Madison Radiologists, SC. PO Box 44428, Madison, WI, 53744-4428, USA.
Department of Radiology, University of Wisconsin-Madison, 600 Highland Ave, Madison, WI, 53792, USA.
Abdom Radiol (NY). 2018 Jun;43(6):1494-1501. doi: 10.1007/s00261-017-1319-9.
To retrospectively review revised pre-procedural coagulation guidelines for percutaneous liver biopsy to determine whether their implementation is associated with increased hemorrhagic complications on a departmental scale. Secondary endpoints were to determine the effect of this change on pre-procedural blood product (FFP and platelet) utilization, to evaluate the impact of administered blood products on hemorrhagic complications, and to determine whether bleeding complications were related to INR and platelet levels.
This IRB-approved, HIPAA-compliant, retrospective study reviewed 1846 percutaneous liver biopsies in 1740 patients, comparing biopsies performed, while SIR consensus pre-procedural coagulation guidelines were in place (INR ≤ 1.5, platelets ≥50,000 µL) to those performed after departmental implementation of revised, less stringent guidelines (INR ≤ 2.0, platelets ≥25,000 µL).
On a departmental scale, there were significantly fewer hemorrhagic complications in the population of patients treated after adoption of less stringent guidelines as compared to those treated under the SIR guidelines (1.6% vs. 3.4%, p = 0.0192) despite a significant decrease in pre-procedural FFP (0.8% vs. 3.9%, p < 0.001) and platelet transfusions (0.3% vs. 1.2%, p = 0.021). Individual patient hemorrhagic complication rates significantly increased as INR increased (p = 0.006) and platelet counts decreased (p = 0.004), but pre-procedural FFP (p = 0.64) and/or platelet transfusion (p = 0.5) did not have a significant impact on hemorrhagic complication rates.
Implementation of less stringent pre-procedural coagulation parameter guidelines for percutaneous liver biopsy (INR ≤ 2.0, platelets ≥25,000 µL) did not result in an increase in departmental hemorrhagic complication rates but did significantly decrease pre-procedural FFP/platelet administration. An individual patient's bleeding risk does increase as INR increases and platelets decrease, but pre-procedural FFP and/or platelet transfusion did not mitigate that increased risk.
回顾修订后的经皮肝活检术前凝血指南,以确定其在科室层面上是否与出血并发症的增加有关。
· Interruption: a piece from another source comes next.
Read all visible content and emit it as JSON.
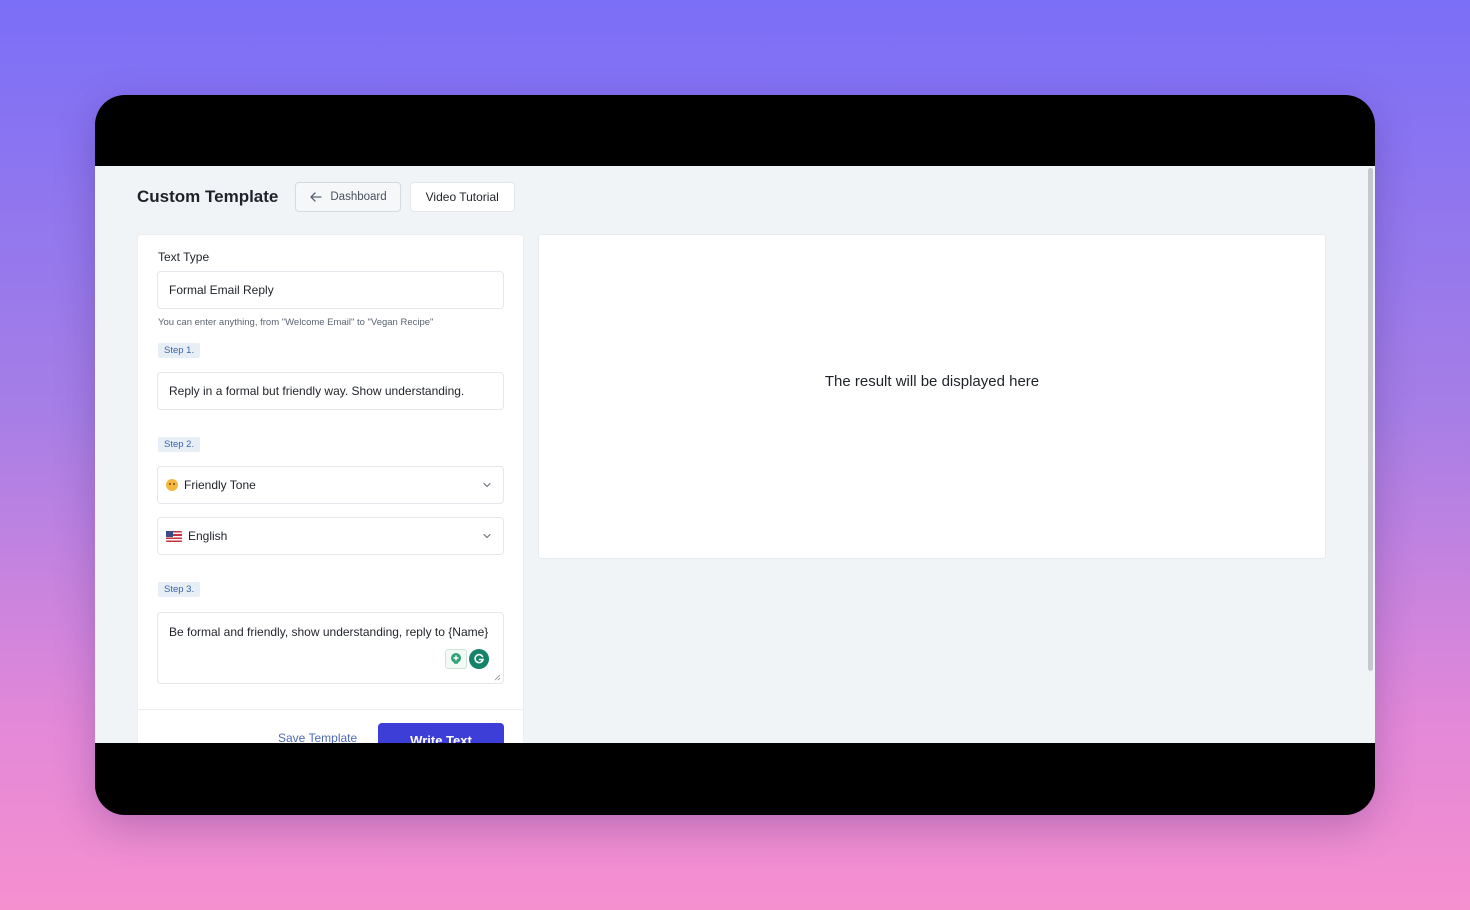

次要终点是确定该变化对术前血制品(FFP 和血小板)使用的影响,评估给予血制品对出血并发症的影响,以及确定出血并发症是否与 INR 和血小板水平有关。
这项经机构审查委员会批准、符合 HIPAA 规定的回顾性研究共纳入了 1740 例患者的 1846 例经皮肝活检,将在 SIR 共识术前凝血指南(INR≤1.5,血小板≥50000µL)下进行的活检与在部门实施修订的、不那么严格的指南(INR≤2.0,血小板≥25000µL)后进行的活检进行比较。
在科室层面上,采用较不严格的指南治疗的患者人群中,出血并发症明显少于采用 SIR 指南治疗的患者(1.6% vs. 3.4%,p=0.0192),尽管术前 FFP(0.8% vs. 3.9%,p<0.001)和血小板输注(0.3% vs. 1.2%,p=0.021)显著减少。随着 INR 的增加(p=0.006)和血小板计数的降低(p=0.004),患者个体出血并发症的发生率显著增加,但术前 FFP(p=0.64)和/或血小板输注(p=0.5)对出血并发症的发生率没有显著影响。
对于经皮肝活检,实施较为宽松的术前凝血参数指南(INR≤2.0,血小板≥25000µL)不会导致科室出血并发症发生率增加,但确实显著减少了术前 FFP/血小板的使用。随着 INR 升高和血小板减少,患者的出血风险确实会增加,但术前 FFP 和/或血小板输注并不能降低这种增加的风险。